During the talks on Tuesday, Merkel received guarantees from PSA chief executive Carlos Tavares that the French company would uphold existing job, investment and site guarantees and maintain Opel as an independent company.
"It is now up to the companies concerned to bring their discussions to conclusion. The chancellor will accompany this process positively," said Steffen Seibert, Merkel's spokesman.
The surprise announcement last week that Peugeot and Citroen maker PSA was eyeing GM's European brands Opel and Vauxhall prompted fears in Germany and Britain that the prospective new owner could cut non-French jobs if the deal goes ahead.
But Opel workers have secured a jobs guarantee from the current management that runs until the end of 2018 and a pledge to continue investing in German sites until 2020, among other deals.
Opel operates some 10 factories in Europe spread across six countries, and had 35,600 employees at the end of 2015 -- 18,250 of them in Germany.
Founded in 1862, Opel, with its lightning-bolt emblem, has long been a familiar sight on German and European roads.
But in recent years the firm has booked repeated losses, costing Detroit-based GM around $15 billion (14 billion euros) since 2000.
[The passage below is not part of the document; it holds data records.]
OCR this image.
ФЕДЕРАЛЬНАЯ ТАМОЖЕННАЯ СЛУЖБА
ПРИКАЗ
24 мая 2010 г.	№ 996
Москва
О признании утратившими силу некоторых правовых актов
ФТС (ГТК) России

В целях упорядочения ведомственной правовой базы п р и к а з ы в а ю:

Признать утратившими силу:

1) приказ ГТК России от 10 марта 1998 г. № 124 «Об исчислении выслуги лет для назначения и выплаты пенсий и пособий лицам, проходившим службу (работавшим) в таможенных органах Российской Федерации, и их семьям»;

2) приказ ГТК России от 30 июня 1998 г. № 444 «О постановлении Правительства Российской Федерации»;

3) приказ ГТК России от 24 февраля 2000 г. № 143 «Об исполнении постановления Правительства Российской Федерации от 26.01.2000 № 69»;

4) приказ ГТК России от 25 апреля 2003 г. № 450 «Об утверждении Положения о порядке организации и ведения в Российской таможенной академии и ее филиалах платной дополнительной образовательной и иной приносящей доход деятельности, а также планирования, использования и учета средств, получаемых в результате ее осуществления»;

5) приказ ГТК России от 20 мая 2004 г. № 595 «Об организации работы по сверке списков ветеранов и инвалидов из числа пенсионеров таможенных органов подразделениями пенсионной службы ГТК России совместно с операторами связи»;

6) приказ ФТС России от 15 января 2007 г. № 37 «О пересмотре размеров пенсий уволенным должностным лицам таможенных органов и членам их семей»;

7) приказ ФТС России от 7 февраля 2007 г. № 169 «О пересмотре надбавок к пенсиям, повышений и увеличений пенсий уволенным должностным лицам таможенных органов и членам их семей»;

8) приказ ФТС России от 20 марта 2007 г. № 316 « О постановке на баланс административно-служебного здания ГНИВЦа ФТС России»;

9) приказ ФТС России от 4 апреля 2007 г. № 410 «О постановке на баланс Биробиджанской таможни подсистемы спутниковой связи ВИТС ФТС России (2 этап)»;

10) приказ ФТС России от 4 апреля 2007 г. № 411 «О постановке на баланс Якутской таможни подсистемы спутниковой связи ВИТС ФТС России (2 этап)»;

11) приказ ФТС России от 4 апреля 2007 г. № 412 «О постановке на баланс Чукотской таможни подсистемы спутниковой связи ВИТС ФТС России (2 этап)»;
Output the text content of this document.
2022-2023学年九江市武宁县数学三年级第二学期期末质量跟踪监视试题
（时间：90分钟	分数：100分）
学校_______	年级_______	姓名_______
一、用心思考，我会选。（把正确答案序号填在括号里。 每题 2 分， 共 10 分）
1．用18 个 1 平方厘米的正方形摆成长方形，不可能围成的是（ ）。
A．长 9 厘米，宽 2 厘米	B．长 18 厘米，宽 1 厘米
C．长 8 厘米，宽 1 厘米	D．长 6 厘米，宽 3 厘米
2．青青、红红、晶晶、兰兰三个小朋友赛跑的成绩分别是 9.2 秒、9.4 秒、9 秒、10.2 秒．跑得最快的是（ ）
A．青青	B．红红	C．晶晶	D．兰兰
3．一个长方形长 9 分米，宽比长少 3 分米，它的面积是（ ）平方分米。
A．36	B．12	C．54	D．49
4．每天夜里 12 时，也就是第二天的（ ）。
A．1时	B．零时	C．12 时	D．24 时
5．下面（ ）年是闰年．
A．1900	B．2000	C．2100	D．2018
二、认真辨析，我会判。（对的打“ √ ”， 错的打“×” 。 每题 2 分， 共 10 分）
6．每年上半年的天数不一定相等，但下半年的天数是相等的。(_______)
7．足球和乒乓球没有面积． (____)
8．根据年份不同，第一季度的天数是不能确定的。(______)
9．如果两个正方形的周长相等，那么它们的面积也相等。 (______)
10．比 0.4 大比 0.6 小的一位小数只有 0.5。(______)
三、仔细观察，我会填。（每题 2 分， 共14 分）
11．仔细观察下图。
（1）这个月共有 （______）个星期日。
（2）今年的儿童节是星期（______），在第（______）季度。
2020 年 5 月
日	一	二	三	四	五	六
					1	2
A sharp fall in the pound since Britain's vote to quit the EU last June sank Opel's hopes of getting back into the black in 2016, and it ended up reporting a loss of $257 million.
Britain, where it sells vehicles under the Vauxhall brand, is Opel's largest European market.
British Prime Minister Theresa May is due to hold talks with Tavares in the near future to discuss his plans for Vauxhall.